“Do you mind if I admit that—— Really, I’m not sure that I heard you aright a few minutes ago.”
“You mean when I spoke of talking to Stanley after he was dead?”
“Stanley——” Frothingham regarded her quizzically. “Is this horse named after—him?”
“No—I don’t know what the horse’s name is. The reason it was so restless was that Stanley was teasing him to make him a little troublesome for you.”
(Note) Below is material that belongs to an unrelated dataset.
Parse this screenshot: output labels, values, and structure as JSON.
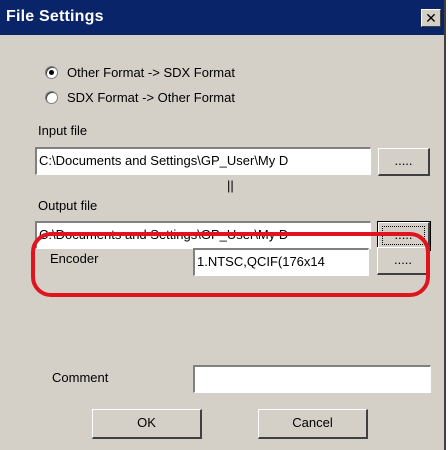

Frothingham paled and glanced round.
“The second night after he died,” she went on, a far-away look in her eyes, “he came to me in a dream. He assured me that he was happy, and that I must be so, too, and that he would always be with me, nearer, in more perfect communion, than if he had remained alive. It was just when Dr. Yarrow was beginning his experiments to establish communication with the other world. Stanley and I had been most interested. And when he appeared to me after his death he explained that he had been able, through the intensity of his love for me, to pierce the barrier and bring his soul and my soul face to face.”
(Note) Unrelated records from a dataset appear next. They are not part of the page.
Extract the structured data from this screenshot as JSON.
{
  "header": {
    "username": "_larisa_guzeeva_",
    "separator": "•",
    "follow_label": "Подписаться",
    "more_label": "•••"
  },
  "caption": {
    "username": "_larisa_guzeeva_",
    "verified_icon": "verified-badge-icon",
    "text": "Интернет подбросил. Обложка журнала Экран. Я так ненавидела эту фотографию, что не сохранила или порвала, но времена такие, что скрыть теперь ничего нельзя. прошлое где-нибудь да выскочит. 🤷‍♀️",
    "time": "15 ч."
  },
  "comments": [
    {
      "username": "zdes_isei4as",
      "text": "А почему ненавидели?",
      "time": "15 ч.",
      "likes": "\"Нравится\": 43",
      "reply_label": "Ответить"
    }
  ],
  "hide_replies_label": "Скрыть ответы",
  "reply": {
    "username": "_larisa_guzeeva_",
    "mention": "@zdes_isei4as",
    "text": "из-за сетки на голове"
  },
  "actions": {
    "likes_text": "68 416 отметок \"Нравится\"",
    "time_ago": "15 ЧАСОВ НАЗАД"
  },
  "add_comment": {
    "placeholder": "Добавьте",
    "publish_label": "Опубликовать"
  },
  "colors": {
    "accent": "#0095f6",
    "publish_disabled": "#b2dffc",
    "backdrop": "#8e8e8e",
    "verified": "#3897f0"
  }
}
Frothingham showed that he was profoundly moved. “When I was a little chap,” he said in a low voice, “I ran bang into the ghost of an ancestor of mine—old Hoel de Beauvais. He has paced a hall in the east wing of Beauvais House the night before the head of the family dies, for hundreds of years. They laughed me out of it, but, by gad, I knew I saw him—and my grandfather was thrown from his horse and killed the next day. I pretend not to believe in that sort of thing, but I do—all we English do.”
“Nothing could be more certain,” said Cecilia, radiant at this prompt acceptance of what she expected him to try to laugh her out of. “I have told no one—I shouldn’t have told you if it hadn’t seemed the only course I could honestly take.”
“Can you see him now?” asked Frothingham in an awe-stricken voice.
“No—I see him only in dreams—and sometimes when I go to Mrs. Ramsay. But we talk together at any time. You noticed how he stopped teasing the horse?”